Dr. Herbert Diess, CEO of the Volkswagen Group, stated: “It’s my firm conviction that Germany as an automotive location must also lead the way, when it comes to electric mobility. That’s why we’re deliberately converting the Zwickau plant into the largest and most efficient e-car site in Europe. It’s impressive to see the efforts the team is making to help achieve that transformation. Zwickau can become a model for our industry.”
The plant will make e-vehicles solely based on the Modular Electric Drive Toolkit (MEB) and have a production capacity of 330,000 vehicles a year, from a workforce of 8,000 personnel. Around half of the 1,500 new robots required for body construction are already in operation. The paint shop is being expanded and the first line in final assembly will be operational in the summer.
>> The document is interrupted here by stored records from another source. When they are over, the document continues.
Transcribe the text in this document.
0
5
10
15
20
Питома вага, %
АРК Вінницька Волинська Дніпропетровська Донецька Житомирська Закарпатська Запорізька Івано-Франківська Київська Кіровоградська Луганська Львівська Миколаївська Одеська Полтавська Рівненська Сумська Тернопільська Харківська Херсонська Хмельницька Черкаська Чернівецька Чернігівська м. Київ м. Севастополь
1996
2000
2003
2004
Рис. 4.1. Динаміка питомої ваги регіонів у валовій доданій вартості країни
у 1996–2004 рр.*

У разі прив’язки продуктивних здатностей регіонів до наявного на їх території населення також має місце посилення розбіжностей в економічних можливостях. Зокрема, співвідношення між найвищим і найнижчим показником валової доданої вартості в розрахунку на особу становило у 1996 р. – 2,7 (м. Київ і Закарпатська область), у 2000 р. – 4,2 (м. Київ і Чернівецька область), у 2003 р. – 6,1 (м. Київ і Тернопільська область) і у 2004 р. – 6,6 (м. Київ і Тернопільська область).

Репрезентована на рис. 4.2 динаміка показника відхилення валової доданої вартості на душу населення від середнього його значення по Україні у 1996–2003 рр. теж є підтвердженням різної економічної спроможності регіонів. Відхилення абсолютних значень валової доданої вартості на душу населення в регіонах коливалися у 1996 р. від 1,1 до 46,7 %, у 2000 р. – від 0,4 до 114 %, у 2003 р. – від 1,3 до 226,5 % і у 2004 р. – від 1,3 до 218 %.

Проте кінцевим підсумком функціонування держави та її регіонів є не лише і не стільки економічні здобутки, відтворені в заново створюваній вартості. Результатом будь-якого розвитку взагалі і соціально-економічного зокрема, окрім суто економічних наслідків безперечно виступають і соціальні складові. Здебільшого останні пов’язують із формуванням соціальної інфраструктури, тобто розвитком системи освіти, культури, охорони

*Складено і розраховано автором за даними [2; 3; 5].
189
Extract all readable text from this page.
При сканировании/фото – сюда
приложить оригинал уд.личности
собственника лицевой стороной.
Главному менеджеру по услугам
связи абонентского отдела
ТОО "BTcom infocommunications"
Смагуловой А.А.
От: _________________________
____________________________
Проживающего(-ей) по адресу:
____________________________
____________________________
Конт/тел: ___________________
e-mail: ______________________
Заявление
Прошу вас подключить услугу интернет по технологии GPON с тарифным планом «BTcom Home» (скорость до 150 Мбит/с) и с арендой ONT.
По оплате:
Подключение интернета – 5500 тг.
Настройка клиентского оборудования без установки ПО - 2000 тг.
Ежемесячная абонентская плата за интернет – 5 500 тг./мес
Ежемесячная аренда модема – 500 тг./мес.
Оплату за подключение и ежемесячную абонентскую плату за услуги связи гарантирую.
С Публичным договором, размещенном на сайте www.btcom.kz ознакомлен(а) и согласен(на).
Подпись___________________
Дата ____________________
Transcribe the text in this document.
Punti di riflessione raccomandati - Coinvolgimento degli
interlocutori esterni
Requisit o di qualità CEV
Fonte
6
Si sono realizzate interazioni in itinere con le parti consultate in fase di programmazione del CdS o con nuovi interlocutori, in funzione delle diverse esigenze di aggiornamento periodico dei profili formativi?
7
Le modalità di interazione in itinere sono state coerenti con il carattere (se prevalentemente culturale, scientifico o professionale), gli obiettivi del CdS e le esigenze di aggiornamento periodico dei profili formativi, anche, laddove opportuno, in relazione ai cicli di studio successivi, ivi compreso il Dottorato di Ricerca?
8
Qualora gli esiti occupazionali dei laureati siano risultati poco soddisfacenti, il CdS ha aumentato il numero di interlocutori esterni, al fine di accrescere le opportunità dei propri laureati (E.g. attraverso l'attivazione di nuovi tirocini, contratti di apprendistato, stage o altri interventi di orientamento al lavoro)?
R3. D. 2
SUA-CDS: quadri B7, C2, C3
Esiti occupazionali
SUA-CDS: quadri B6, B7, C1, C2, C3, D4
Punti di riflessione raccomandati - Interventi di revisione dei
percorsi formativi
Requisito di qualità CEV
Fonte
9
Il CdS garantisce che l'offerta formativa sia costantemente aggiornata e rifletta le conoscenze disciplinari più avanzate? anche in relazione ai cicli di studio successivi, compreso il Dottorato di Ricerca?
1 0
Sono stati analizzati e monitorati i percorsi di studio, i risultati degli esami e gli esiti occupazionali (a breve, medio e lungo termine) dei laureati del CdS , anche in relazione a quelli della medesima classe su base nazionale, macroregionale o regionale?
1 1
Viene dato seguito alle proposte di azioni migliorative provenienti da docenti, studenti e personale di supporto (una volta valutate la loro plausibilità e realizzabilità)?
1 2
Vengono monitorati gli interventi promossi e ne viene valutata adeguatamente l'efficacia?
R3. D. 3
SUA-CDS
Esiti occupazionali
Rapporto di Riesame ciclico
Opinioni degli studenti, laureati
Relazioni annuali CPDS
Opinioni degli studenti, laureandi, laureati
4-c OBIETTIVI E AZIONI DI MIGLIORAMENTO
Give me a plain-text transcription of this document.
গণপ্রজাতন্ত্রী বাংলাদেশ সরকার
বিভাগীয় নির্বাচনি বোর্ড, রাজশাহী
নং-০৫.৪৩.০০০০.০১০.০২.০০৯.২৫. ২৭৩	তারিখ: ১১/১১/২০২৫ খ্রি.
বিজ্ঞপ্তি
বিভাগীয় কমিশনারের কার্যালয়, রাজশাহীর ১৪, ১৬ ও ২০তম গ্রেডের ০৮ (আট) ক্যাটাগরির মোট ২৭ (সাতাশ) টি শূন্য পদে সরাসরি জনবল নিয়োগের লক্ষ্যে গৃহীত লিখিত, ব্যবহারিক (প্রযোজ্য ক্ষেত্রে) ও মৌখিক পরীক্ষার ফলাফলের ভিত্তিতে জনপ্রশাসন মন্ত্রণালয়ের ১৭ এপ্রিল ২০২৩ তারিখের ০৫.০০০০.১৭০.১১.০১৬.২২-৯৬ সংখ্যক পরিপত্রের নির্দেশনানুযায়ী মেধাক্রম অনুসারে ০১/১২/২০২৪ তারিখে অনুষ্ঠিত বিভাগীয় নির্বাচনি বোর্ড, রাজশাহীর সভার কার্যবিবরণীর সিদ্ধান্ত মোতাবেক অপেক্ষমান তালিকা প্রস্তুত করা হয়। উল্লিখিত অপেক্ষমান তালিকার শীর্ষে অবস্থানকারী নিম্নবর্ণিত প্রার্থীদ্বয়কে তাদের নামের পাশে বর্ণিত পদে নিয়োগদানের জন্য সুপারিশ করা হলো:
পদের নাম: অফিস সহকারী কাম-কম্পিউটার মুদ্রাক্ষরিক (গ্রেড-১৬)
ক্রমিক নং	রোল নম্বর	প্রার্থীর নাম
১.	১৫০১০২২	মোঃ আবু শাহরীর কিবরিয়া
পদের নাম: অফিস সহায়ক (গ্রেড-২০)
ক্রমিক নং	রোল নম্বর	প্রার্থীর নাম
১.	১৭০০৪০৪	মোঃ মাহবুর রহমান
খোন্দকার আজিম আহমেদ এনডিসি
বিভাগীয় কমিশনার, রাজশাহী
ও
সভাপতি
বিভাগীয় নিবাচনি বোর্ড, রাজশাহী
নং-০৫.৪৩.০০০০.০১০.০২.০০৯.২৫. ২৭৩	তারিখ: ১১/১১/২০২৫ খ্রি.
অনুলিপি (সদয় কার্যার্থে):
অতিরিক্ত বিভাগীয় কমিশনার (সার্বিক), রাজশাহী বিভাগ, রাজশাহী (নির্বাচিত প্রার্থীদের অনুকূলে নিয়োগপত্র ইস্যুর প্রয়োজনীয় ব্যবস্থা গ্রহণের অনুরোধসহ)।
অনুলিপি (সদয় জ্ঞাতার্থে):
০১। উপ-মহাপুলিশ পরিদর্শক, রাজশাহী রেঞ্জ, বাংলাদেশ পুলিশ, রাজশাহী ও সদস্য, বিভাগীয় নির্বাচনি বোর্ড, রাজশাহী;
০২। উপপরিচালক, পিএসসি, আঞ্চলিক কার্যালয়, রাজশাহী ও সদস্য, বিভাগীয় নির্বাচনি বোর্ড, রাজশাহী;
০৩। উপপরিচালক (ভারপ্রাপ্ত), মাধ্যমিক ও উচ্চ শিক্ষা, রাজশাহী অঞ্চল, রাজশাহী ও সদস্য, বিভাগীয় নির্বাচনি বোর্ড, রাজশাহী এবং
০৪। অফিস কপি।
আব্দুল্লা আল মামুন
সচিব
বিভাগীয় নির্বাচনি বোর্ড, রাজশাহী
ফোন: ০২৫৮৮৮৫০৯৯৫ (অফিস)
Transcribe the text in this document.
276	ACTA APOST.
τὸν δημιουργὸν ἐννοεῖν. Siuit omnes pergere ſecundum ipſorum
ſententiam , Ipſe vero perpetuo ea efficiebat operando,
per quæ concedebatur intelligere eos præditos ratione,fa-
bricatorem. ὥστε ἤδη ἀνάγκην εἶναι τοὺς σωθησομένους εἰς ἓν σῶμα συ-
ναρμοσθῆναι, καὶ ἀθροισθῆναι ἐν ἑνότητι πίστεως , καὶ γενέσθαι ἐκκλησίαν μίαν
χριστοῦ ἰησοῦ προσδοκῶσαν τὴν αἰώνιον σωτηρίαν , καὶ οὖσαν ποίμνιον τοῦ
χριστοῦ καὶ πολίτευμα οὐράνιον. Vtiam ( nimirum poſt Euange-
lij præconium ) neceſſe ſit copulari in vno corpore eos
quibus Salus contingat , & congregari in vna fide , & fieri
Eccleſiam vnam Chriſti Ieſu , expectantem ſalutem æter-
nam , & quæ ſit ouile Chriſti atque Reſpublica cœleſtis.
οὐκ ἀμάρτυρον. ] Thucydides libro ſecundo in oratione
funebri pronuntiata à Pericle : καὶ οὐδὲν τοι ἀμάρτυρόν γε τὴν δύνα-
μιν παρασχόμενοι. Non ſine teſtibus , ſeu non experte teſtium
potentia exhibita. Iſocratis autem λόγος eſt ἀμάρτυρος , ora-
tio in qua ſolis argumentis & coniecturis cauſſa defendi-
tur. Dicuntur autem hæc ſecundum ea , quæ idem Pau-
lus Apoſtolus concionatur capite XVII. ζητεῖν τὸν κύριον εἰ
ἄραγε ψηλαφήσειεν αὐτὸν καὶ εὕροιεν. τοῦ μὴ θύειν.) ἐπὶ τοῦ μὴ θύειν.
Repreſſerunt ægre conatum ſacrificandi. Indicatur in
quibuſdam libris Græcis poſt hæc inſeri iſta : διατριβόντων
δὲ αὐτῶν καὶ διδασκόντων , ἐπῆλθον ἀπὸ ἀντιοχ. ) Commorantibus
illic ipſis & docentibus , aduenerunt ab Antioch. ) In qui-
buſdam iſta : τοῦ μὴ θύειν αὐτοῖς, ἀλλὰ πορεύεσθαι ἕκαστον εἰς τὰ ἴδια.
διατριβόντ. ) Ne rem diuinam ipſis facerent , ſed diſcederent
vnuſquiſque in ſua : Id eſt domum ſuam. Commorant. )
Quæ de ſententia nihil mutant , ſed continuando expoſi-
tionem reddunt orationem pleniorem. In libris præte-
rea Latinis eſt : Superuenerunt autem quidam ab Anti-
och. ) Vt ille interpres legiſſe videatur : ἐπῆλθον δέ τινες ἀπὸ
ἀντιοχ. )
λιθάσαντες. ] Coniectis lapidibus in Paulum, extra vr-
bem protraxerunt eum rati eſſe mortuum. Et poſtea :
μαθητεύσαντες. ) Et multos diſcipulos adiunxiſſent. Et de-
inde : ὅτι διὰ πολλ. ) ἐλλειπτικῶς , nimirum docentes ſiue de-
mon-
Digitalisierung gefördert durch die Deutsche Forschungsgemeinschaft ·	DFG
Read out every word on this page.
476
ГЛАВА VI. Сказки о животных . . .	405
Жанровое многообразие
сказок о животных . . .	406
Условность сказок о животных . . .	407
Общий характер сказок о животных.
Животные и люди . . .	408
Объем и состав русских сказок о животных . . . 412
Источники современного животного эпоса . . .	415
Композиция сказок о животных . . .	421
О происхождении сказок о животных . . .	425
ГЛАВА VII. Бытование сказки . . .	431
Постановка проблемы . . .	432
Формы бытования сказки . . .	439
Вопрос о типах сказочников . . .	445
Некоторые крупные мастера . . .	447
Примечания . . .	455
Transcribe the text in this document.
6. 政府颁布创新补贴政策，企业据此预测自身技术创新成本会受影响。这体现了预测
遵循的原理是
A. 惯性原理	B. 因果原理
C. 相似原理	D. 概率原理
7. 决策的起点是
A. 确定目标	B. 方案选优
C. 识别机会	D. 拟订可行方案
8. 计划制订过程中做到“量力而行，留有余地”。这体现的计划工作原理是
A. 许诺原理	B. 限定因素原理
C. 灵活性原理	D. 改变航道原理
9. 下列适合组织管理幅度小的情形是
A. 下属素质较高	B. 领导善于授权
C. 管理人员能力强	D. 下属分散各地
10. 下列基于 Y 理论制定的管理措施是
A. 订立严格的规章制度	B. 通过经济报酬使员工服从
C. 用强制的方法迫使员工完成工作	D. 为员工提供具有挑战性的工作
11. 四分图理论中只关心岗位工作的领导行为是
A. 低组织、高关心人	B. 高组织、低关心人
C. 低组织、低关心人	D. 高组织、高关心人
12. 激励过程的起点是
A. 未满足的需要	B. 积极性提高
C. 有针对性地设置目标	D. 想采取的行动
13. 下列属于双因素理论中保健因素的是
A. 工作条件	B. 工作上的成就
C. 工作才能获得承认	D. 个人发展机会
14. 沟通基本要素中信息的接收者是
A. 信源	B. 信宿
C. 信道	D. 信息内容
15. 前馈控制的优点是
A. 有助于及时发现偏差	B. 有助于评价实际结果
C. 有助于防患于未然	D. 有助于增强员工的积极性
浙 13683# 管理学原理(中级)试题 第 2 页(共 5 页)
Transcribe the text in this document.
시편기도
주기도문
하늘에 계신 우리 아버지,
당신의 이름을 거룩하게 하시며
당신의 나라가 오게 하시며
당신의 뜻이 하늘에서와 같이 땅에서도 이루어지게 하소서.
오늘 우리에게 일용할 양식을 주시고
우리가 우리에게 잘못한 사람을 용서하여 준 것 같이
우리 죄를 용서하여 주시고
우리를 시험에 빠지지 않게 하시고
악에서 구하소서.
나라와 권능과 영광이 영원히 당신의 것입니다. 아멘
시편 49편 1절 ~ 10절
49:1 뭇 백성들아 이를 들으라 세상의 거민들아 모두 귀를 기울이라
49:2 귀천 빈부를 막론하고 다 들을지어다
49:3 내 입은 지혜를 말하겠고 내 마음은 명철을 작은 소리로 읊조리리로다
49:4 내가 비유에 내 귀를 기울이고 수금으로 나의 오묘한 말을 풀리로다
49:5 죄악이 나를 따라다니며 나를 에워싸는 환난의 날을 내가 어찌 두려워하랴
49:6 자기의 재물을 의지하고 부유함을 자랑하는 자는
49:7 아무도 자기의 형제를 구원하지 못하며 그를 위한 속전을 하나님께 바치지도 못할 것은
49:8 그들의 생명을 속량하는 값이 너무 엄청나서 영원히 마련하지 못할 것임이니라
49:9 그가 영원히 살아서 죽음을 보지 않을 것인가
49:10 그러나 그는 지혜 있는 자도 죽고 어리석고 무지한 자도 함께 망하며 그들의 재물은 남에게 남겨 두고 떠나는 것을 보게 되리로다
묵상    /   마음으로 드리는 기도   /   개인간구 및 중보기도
The new ID.3 is a significant model in the history of VW, were you to refer to the Beetle as ‘1’ and the Golf as ‘2’. It is shown here in ‘disguised’ form, as the car will be launched officially at the Frankfurt Motor Show later this year. However, it is abundantly clear that it will follow a pattern established by the VW Golf, despite its ‘new world’ EV intentions. To fund the ID.3, VW is ramping-up the production of its TSi turbo-petrol engines and offsetting the profits to its Zwickau plant.
The company has been gaining momentum with its existing hybrid, plug-in and electric vehicles that are all conventional in their styling and hardware. There is no reason to suggest that VW will shift design direction radically with its future strategy. Interestingly, it is the first model that the company has ever produced, for which it is accepting pre-booked orders. Prices are expected to start at around £30,000 for the standard 205-miles range models (owners can expect up to around 150-miles of realistic range), with ranges feasible of up to 340-miles on a single charge, at extra cost.
The First Edition ID.3 will be available with a stated 260-miles range with a sub-£40,000 price tag and UK customers will be expected to pay a £750 registration deposit, should they commit to an early production example. The prices are very bullish, which suggests that higher production volumes will not automatically introduce a lower entry-point.